Sabtu, 09 April 2016

Tugas 4, Softskill Aspek Hukum dalam Ekonomi. E-Commerce

MAIMUNAH

26214334

2EB32

E-Commerce




Definisi E-Commerce
Electronic Commerce (E-Commerce) atau perdagangan secara elektronik adalah perdagangan yang dilakukan dengan memanfaatkan jaringan telekomunikasi, bukan hanya aktivitas jual-beli lewat online, tetapi juga tentang pemasaran barang dan jasa, transfer dana dan pertukaran data dengan menggunakan sistem elektronik seperti internet. Internet memungkinkan orang atau organisasi yang berada pada jarak yang jauh dapat saling berkomunikasi dengan biaya yang murah. Hal ini kemudian dimanfaatkan untuk melakukan transaksi perdagangan. 
Bentuk perdagangan elektronik yang paling mudah ditemui adalah toko online.
Perdagangan secara elektronik memberikan keuntungan baik kepada perusahaan maupun kepada konsumen.

Keuntungan E-Commerce Bagi  Perusahaan :
1.      Perdagangan secara elektronik memungkinkan perusahaan untuk menjual produknya kepada lebih banyak orang. Dengan kata lain perusahaan dapat menjangkau pasar yang lebih luas. Misalnya, perusahaan atau toko di Amerika dapat menjual produknya kepada orang di Jepang.
2.      Perusahaan tidak perlu membuka banyak cabang distribusi.
3.      Mengurangi biaya yang dikeluarkan perusahaan karena perusahaan tidak perlu menyediakan  toko yang besar dan pegawai yang banyak.
4.      Biaya yang dikeluarkan perusahaan dapat dikurangi sehingga barang dapat dijual dengan harga lebih rendah. Akibatnya, lebih banyak konsumen yang dapat menjangkau harga barang sehingga barang menjadi lebih banyak terjual.
5.      Barang yang dijual lebih murah dapat meningkatkan daya saing perusahaan.

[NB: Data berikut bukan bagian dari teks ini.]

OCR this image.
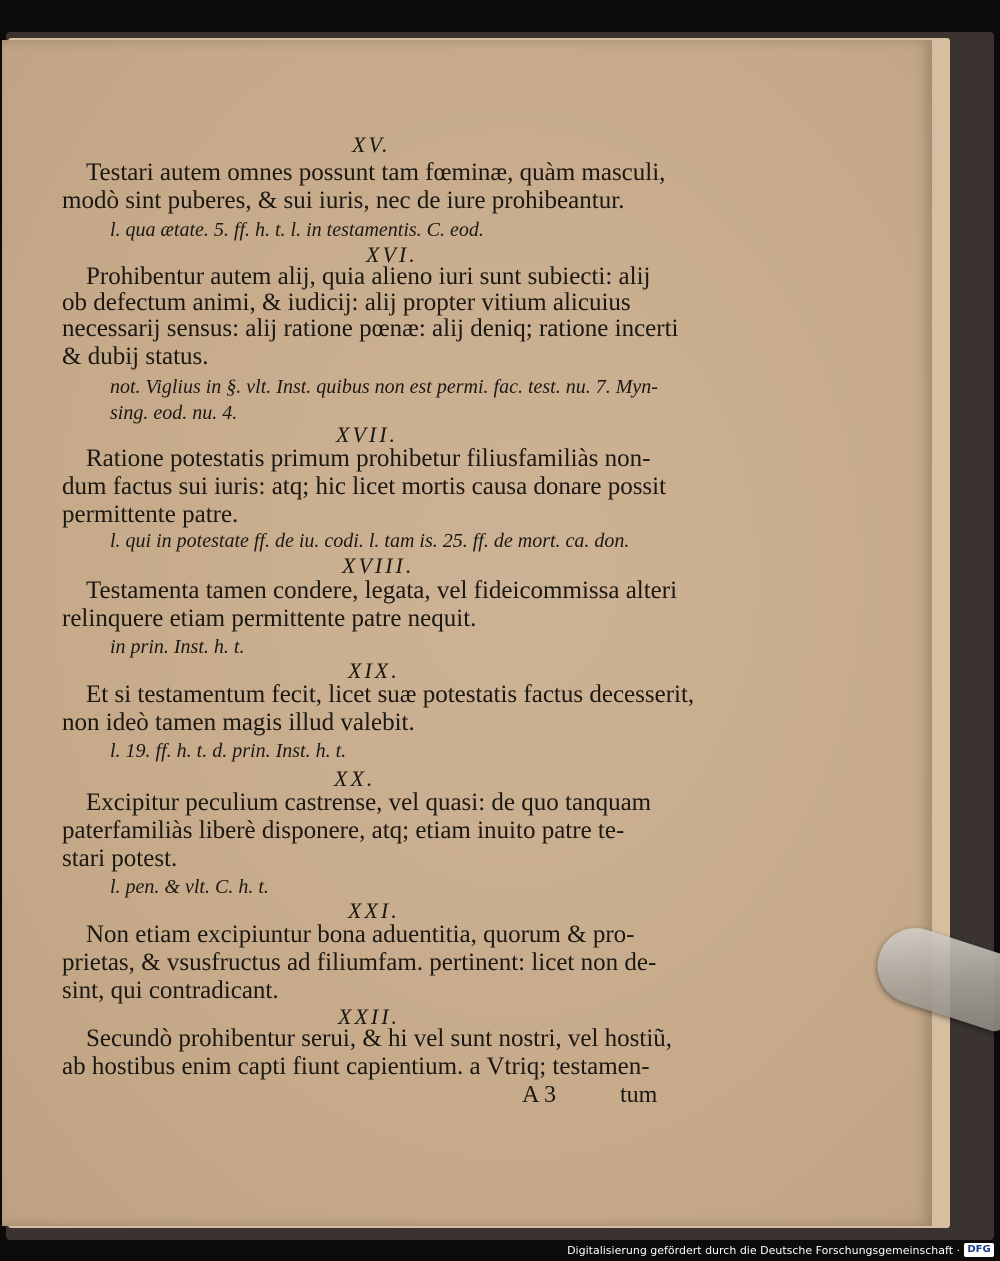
XV.
Testari autem omnes possunt tam fœminæ, quàm masculi,
modò sint puberes, & sui iuris, nec de iure prohibeantur.
l. qua ætate. 5. ff. h. t. l. in testamentis. C. eod.
XVI.
Prohibentur autem alij, quia alieno iuri sunt subiecti: alij
ob defectum animi, & iudicij: alij propter vitium alicuius
necessarij sensus: alij ratione pœnæ: alij deniq; ratione incerti
& dubij status.
not. Viglius in §. vlt. Inst. quibus non est permi. fac. test. nu. 7. Myn-
sing. eod. nu. 4.
XVII.
Ratione potestatis primum prohibetur filiusfamiliàs non-
dum factus sui iuris: atq; hic licet mortis causa donare possit
permittente patre.
l. qui in potestate ff. de iu. codi. l. tam is. 25. ff. de mort. ca. don.
XVIII.
Testamenta tamen condere, legata, vel fideicommissa alteri
relinquere etiam permittente patre nequit.
in prin. Inst. h. t.
XIX.
Et si testamentum fecit, licet suæ potestatis factus decesserit,
non ideò tamen magis illud valebit.
l. 19. ff. h. t. d. prin. Inst. h. t.
XX.
Excipitur peculium castrense, vel quasi: de quo tanquam
paterfamiliàs liberè disponere, atq; etiam inuito patre te-
stari potest.
l. pen. & vlt. C. h. t.
XXI.
Non etiam excipiuntur bona aduentitia, quorum & pro-
prietas, & vsusfructus ad filiumfam. pertinent: licet non de-
sint, qui contradicant.
XXII.
Secundò prohibentur serui, & hi vel sunt nostri, vel hostiũ,
ab hostibus enim capti fiunt capientium. a Vtriq; testamen-
A 3	tum
Digitalisierung gefördert durch die Deutsche Forschungsgemeinschaft · DFG
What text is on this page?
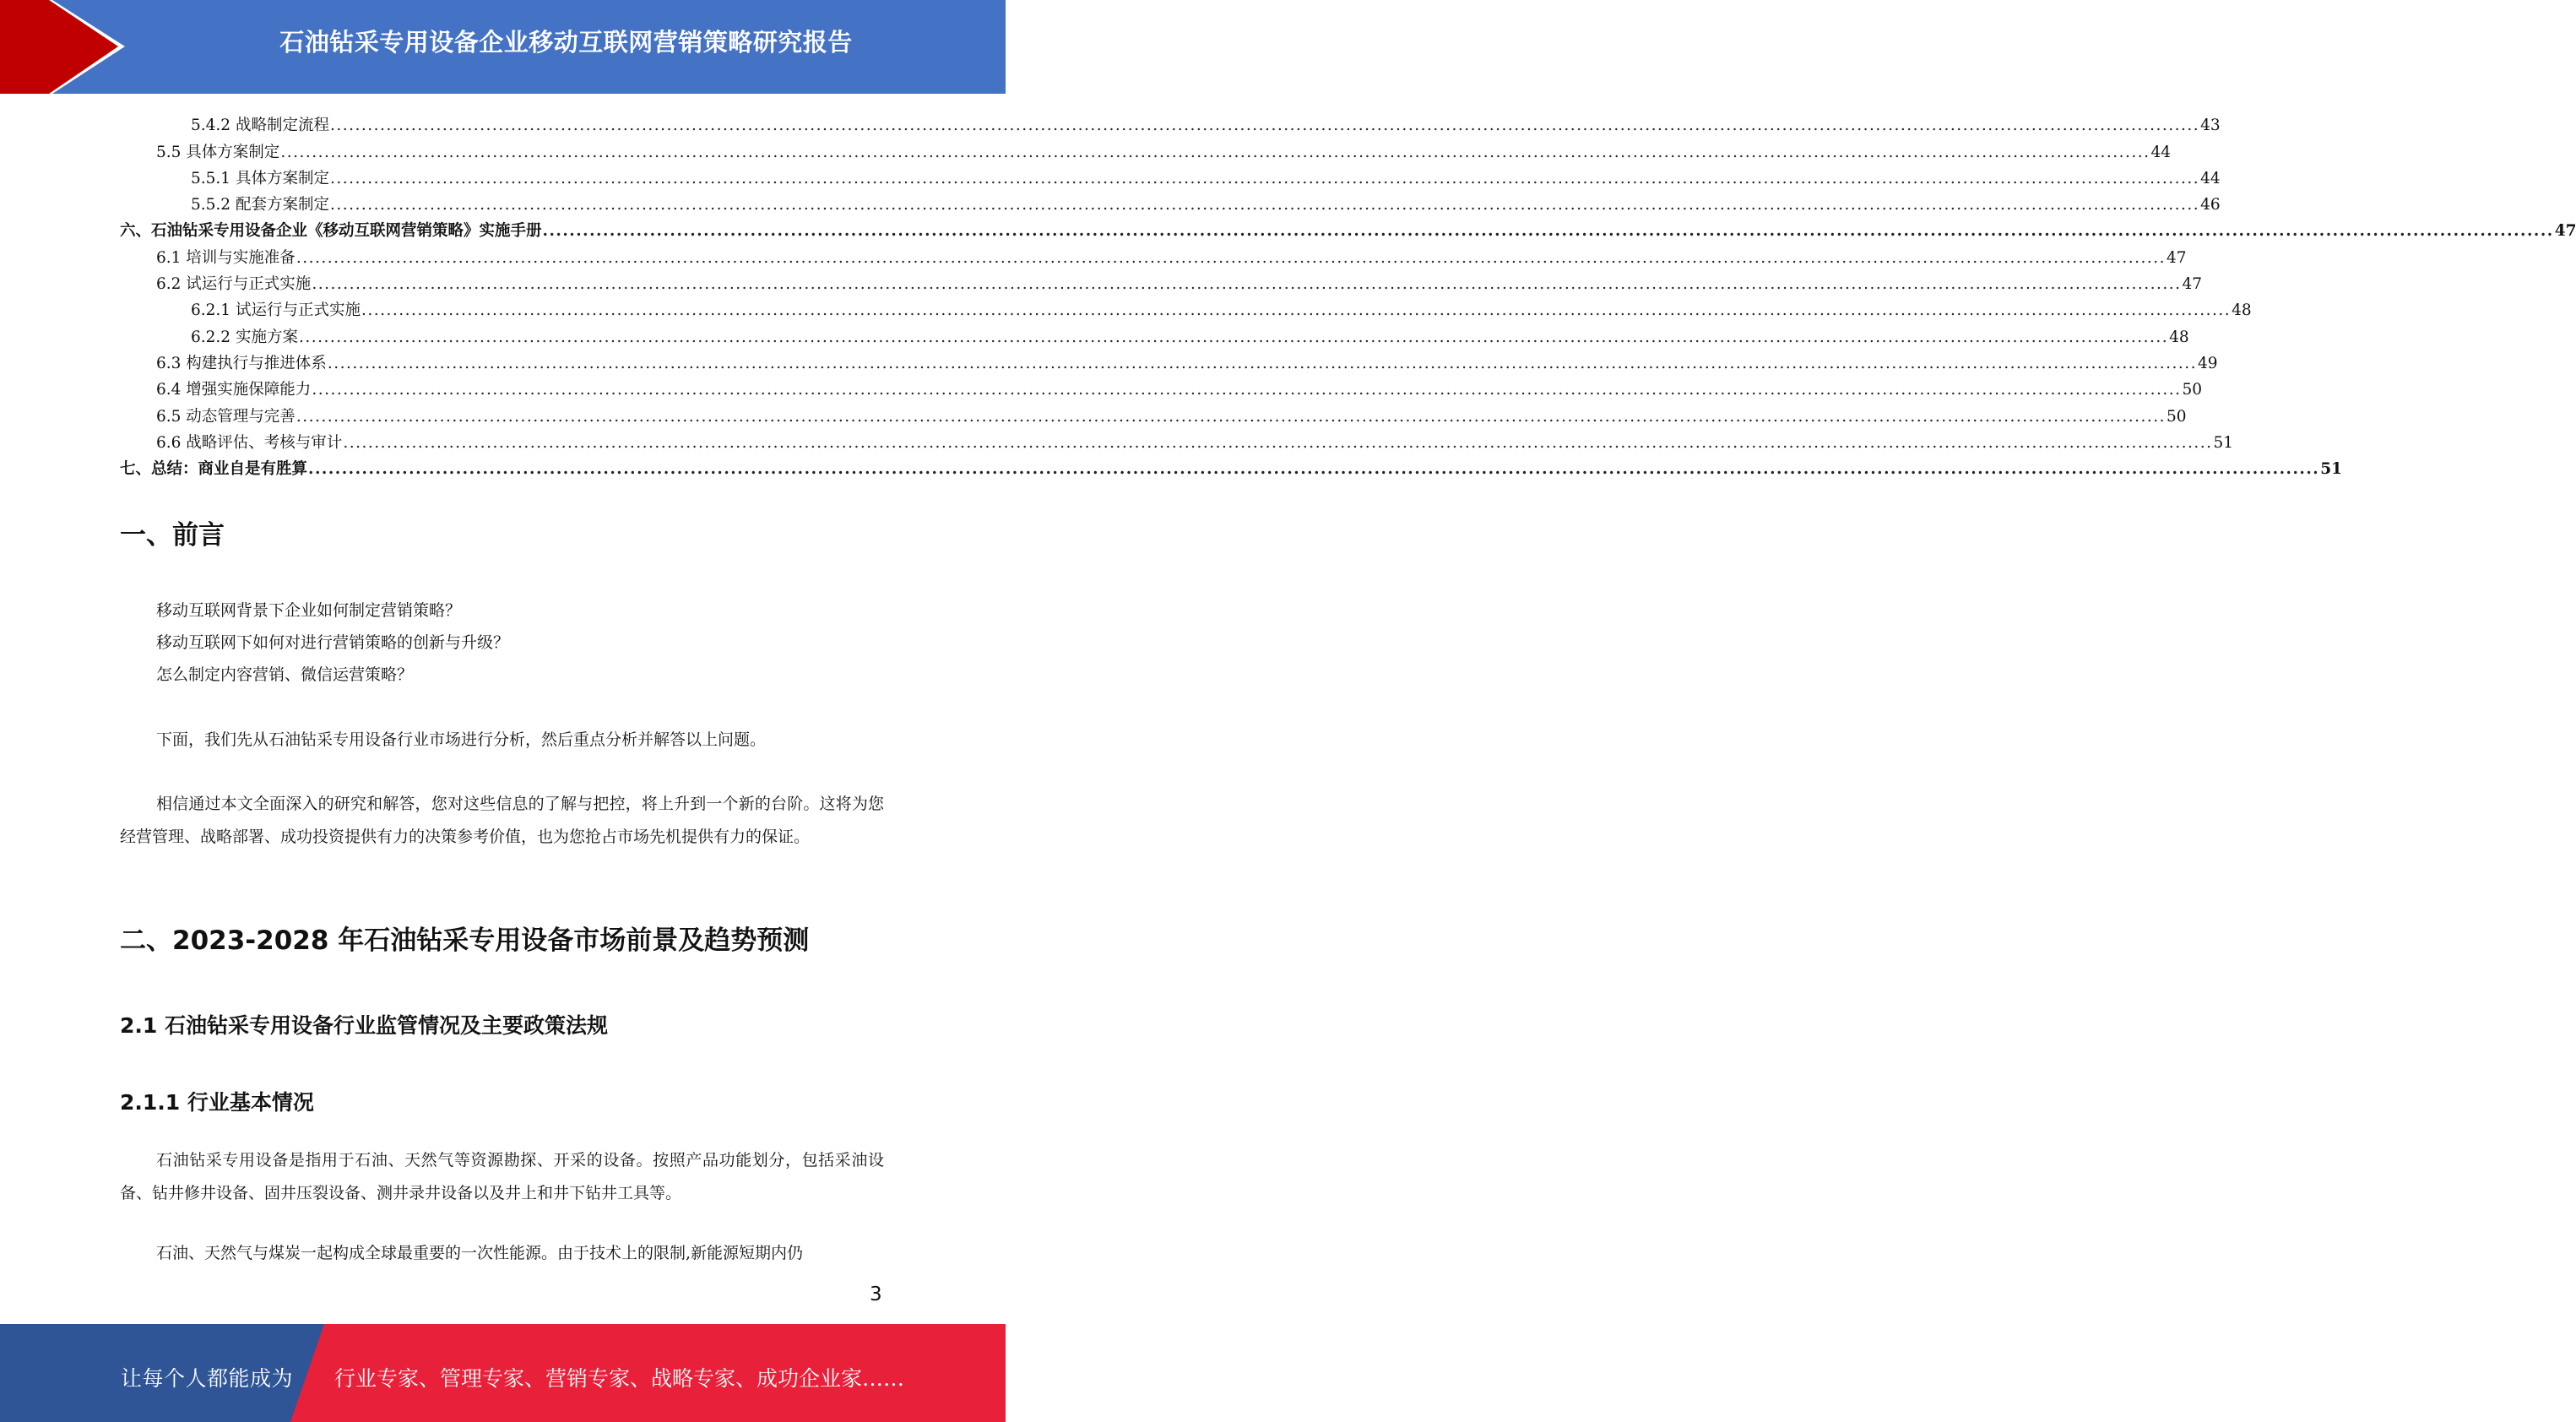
石油钻采专用设备企业移动互联网营销策略研究报告
5.4.2 战略制定流程 ............................................................................................................................................................................................................................................................................................................ 43
5.5 具体方案制定 ............................................................................................................................................................................................................................................................................................................ 44
5.5.1 具体方案制定 ............................................................................................................................................................................................................................................................................................................ 44
5.5.2 配套方案制定 ............................................................................................................................................................................................................................................................................................................ 46
六、石油钻采专用设备企业《移动互联网营销策略》实施手册 ............................................................................................................................................................................................................................................................................................................ 47
6.1 培训与实施准备 ............................................................................................................................................................................................................................................................................................................ 47
6.2 试运行与正式实施 ............................................................................................................................................................................................................................................................................................................ 47
6.2.1 试运行与正式实施 ............................................................................................................................................................................................................................................................................................................ 48
6.2.2 实施方案 ............................................................................................................................................................................................................................................................................................................ 48
6.3 构建执行与推进体系 ............................................................................................................................................................................................................................................................................................................ 49
6.4 增强实施保障能力 ............................................................................................................................................................................................................................................................................................................ 50
6.5 动态管理与完善 ............................................................................................................................................................................................................................................................................................................ 50
6.6 战略评估、考核与审计 ............................................................................................................................................................................................................................................................................................................ 51
七、总结：商业自是有胜算 ............................................................................................................................................................................................................................................................................................................ 51
一、前言

移动互联网背景下企业如何制定营销策略？

移动互联网下如何对进行营销策略的创新与升级？

怎么制定内容营销、微信运营策略？

下面，我们先从石油钻采专用设备行业市场进行分析，然后重点分析并解答以上问题。

相信通过本文全面深入的研究和解答，您对这些信息的了解与把控，将上升到一个新的台阶。这将为您经营管理、战略部署、成功投资提供有力的决策参考价值，也为您抢占市场先机提供有力的保证。

二、2023-2028 年石油钻采专用设备市场前景及趋势预测
2.1 石油钻采专用设备行业监管情况及主要政策法规
2.1.1 行业基本情况

石油钻采专用设备是指用于石油、天然气等资源勘探、开采的设备。按照产品功能划分，包括采油设备、钻井修井设备、固井压裂设备、测井录井设备以及井上和井下钻井工具等。

石油、天然气与煤炭一起构成全球最重要的一次性能源。由于技术上的限制,新能源短期内仍

3
让每个人都能成为 行业专家、管理专家、营销专家、战略专家、成功企业家……
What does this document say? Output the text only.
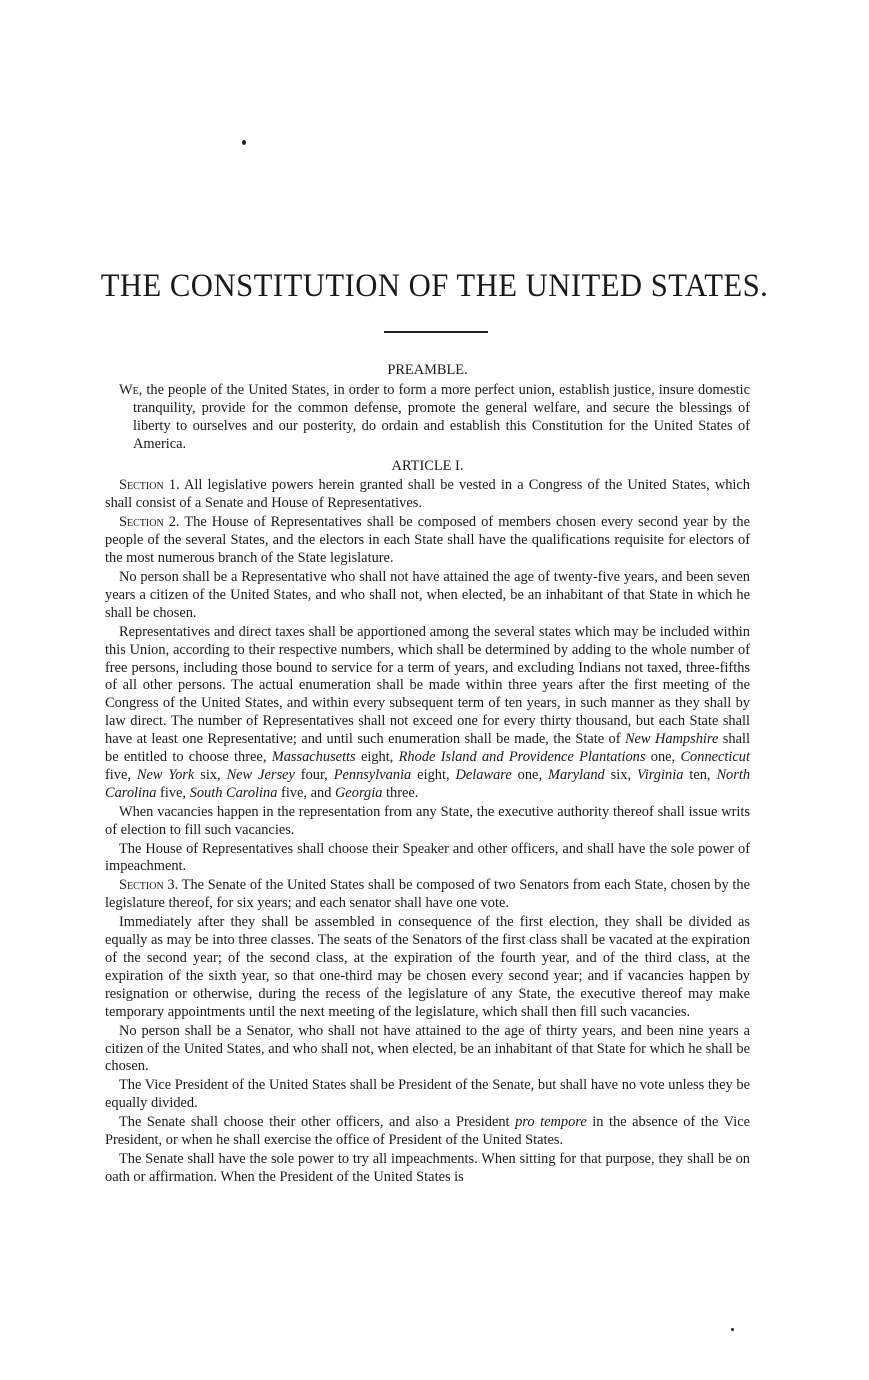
THE CONSTITUTION OF THE UNITED STATES.
PREAMBLE.

We, the people of the United States, in order to form a more perfect union, establish justice, insure domestic tranquility, provide for the common defense, promote the general welfare, and secure the blessings of liberty to ourselves and our posterity, do ordain and establish this Constitution for the United States of America.

ARTICLE I.

Section 1. All legislative powers herein granted shall be vested in a Congress of the United States, which shall consist of a Senate and House of Representatives.

Section 2. The House of Representatives shall be composed of members chosen every second year by the people of the several States, and the electors in each State shall have the qualifications requisite for electors of the most numerous branch of the State legislature.

No person shall be a Representative who shall not have attained the age of twenty-five years, and been seven years a citizen of the United States, and who shall not, when elected, be an inhabitant of that State in which he shall be chosen.

Representatives and direct taxes shall be apportioned among the several states which may be included within this Union, according to their respective numbers, which shall be determined by adding to the whole number of free persons, including those bound to service for a term of years, and excluding Indians not taxed, three-fifths of all other persons. The actual enumeration shall be made within three years after the first meeting of the Congress of the United States, and within every subsequent term of ten years, in such manner as they shall by law direct. The number of Representatives shall not exceed one for every thirty thousand, but each State shall have at least one Representative; and until such enumeration shall be made, the State of New Hampshire shall be entitled to choose three, Massachusetts eight, Rhode Island and Providence Plantations one, Connecticut five, New York six, New Jersey four, Pennsylvania eight, Delaware one, Maryland six, Virginia ten, North Carolina five, South Carolina five, and Georgia three.

When vacancies happen in the representation from any State, the executive authority thereof shall issue writs of election to fill such vacancies.

The House of Representatives shall choose their Speaker and other officers, and shall have the sole power of impeachment.

Section 3. The Senate of the United States shall be composed of two Senators from each State, chosen by the legislature thereof, for six years; and each senator shall have one vote.

Immediately after they shall be assembled in consequence of the first election, they shall be divided as equally as may be into three classes. The seats of the Senators of the first class shall be vacated at the expiration of the second year; of the second class, at the expiration of the fourth year, and of the third class, at the expiration of the sixth year, so that one-third may be chosen every second year; and if vacancies happen by resignation or otherwise, during the recess of the legislature of any State, the executive thereof may make temporary appointments until the next meeting of the legislature, which shall then fill such vacancies.

No person shall be a Senator, who shall not have attained to the age of thirty years, and been nine years a citizen of the United States, and who shall not, when elected, be an inhabitant of that State for which he shall be chosen.

The Vice President of the United States shall be President of the Senate, but shall have no vote unless they be equally divided.

The Senate shall choose their other officers, and also a President pro tempore in the absence of the Vice President, or when he shall exercise the office of President of the United States.

The Senate shall have the sole power to try all impeachments. When sitting for that purpose, they shall be on oath or affirmation. When the President of the United States is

Keuntungan E-Commerce Bagi  Konsumen :
1.      Konsumen tidak perlu mendatangi toko untuk mendapatkan barang. Cukup mengakses internet dan memesan barang, maka barang pesanan akan diantar ke rumah.
2.      Pembeli dapat menghemat waktu dan biaya transportasi berbelanja.
3.      Mempunyai lebih banyak pilihan karena dapat membandingkan semua produk yang ada di internet.
4.      Dapat membeli barang yang terdapat di negara lain, yang di dalam negeri mungkin saja belum tersedia.
5.      Harga barang yang dibeli menjadi lebih murah.
Jenis-Jenis Transaksi E-Commerce
1.      Model B2C (Business to Consumer)
Jenis bisnis ini sebenarnya adalah online shop atau toko online yang memiliki alamat website sendiri, lalu menjual produknya sendiri secara langsung kepada konsumen. Model bisnis ini memiliki fokus utama yakni untuk mendapat profit dari penjualan produknya. Misalnya, Lazada, Bhineka,BerryBenka, Bilna dan Tiket.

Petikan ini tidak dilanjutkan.